In the study of geometric surface evolutions, stochastic reaction-diffusion equation provides a powerful tool for capturing and simulating complex dynamics. A critical challenge in this area is developing numerical approximations that exhibit error bounds with polynomial dependence on $\vv^{-1}$, where the small parameter $\vv>0$ represents the diffuse interface thickness. The existence of such bounds for fully discrete approximations of stochastic reaction-diffusion equations remains unclear in the literature. In this work, we address this challenge by leveraging the asymptotic log-Harnack inequality to overcome the exponential growth of $\vv^{-1}$. Furthermore, we establish the numerical weak error bounds under the truncated Wasserstein distance for the spectral Galerkin method and a fully discrete tamed Euler scheme, with explicit polynomial dependence on $\vv^{-1}$.

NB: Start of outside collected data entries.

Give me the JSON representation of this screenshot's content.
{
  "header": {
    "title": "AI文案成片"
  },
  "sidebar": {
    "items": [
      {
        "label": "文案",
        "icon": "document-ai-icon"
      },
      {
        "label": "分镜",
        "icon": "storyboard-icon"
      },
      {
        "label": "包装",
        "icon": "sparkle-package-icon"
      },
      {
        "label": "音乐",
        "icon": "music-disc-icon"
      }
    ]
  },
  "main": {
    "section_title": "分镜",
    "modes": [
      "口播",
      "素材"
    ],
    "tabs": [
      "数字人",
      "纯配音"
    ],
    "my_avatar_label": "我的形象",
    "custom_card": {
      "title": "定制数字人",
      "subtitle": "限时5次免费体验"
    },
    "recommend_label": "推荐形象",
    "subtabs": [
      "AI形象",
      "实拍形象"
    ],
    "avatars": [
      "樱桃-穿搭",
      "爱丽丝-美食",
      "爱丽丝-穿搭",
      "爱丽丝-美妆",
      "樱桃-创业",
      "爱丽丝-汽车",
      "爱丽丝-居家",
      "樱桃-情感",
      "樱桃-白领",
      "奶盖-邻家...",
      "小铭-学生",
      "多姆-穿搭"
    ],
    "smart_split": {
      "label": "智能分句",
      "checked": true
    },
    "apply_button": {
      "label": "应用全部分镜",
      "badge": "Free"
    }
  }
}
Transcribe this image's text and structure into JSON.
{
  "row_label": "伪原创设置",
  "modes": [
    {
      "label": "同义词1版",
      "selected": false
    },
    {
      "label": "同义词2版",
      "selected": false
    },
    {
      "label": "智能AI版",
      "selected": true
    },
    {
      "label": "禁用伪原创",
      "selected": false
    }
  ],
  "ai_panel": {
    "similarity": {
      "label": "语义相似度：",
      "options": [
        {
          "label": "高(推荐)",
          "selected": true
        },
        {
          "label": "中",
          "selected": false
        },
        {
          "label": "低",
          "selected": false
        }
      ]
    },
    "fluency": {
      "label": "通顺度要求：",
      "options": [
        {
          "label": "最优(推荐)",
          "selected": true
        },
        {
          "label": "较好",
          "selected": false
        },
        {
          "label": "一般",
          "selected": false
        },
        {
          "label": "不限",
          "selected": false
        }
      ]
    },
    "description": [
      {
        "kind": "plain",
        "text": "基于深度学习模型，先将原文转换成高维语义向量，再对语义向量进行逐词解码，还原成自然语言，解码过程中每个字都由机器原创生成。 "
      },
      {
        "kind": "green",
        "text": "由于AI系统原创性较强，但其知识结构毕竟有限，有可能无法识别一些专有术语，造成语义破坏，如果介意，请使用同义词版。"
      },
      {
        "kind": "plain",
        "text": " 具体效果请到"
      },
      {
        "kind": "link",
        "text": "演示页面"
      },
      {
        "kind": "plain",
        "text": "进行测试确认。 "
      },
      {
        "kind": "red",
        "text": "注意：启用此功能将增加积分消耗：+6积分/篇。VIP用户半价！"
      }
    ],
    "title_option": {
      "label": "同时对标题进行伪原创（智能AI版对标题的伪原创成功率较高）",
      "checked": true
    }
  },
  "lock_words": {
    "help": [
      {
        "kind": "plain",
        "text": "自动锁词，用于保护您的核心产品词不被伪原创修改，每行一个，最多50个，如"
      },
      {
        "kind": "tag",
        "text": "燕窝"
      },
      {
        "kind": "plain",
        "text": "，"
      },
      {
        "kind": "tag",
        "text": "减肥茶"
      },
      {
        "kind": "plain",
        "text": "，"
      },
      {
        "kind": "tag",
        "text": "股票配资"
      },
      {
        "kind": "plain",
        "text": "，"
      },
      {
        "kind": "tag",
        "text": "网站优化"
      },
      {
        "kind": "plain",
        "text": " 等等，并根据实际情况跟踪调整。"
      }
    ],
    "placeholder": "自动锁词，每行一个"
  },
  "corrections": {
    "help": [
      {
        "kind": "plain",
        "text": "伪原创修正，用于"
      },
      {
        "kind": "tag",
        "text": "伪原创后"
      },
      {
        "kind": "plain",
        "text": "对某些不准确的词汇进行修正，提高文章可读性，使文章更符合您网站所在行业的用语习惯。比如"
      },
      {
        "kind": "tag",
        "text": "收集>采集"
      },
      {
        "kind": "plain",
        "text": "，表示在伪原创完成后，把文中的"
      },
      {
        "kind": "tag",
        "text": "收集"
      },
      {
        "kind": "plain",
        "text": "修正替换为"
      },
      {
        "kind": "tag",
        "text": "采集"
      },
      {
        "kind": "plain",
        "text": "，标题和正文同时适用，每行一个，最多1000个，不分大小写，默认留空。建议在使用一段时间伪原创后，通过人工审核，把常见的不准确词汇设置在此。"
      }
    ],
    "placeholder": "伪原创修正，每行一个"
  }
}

翻译：在几何曲面演化的研究中，随机反应-扩散方程为捕捉和模拟复杂动力学提供了有力工具。该领域的一个关键挑战在于构建数值近似方法，使其误差界具有关于 $\vv^{-1}$ 的多项式依赖性，其中小参数 $\vv>0$ 表示扩散界面厚度。现有文献中，关于随机反应-扩散方程全离散近似的此类误差界的存在性尚不明确。本工作通过利用渐近对数哈纳克不等式来克服 $\vv^{-1}$ 的指数增长，从而应对这一挑战。此外，我们针对谱伽辽金方法和全离散驯服欧拉格式，在截断瓦瑟斯坦距离下建立了数值弱误差界，并明确给出了其对 $\vv^{-1}$ 的多项式依赖关系。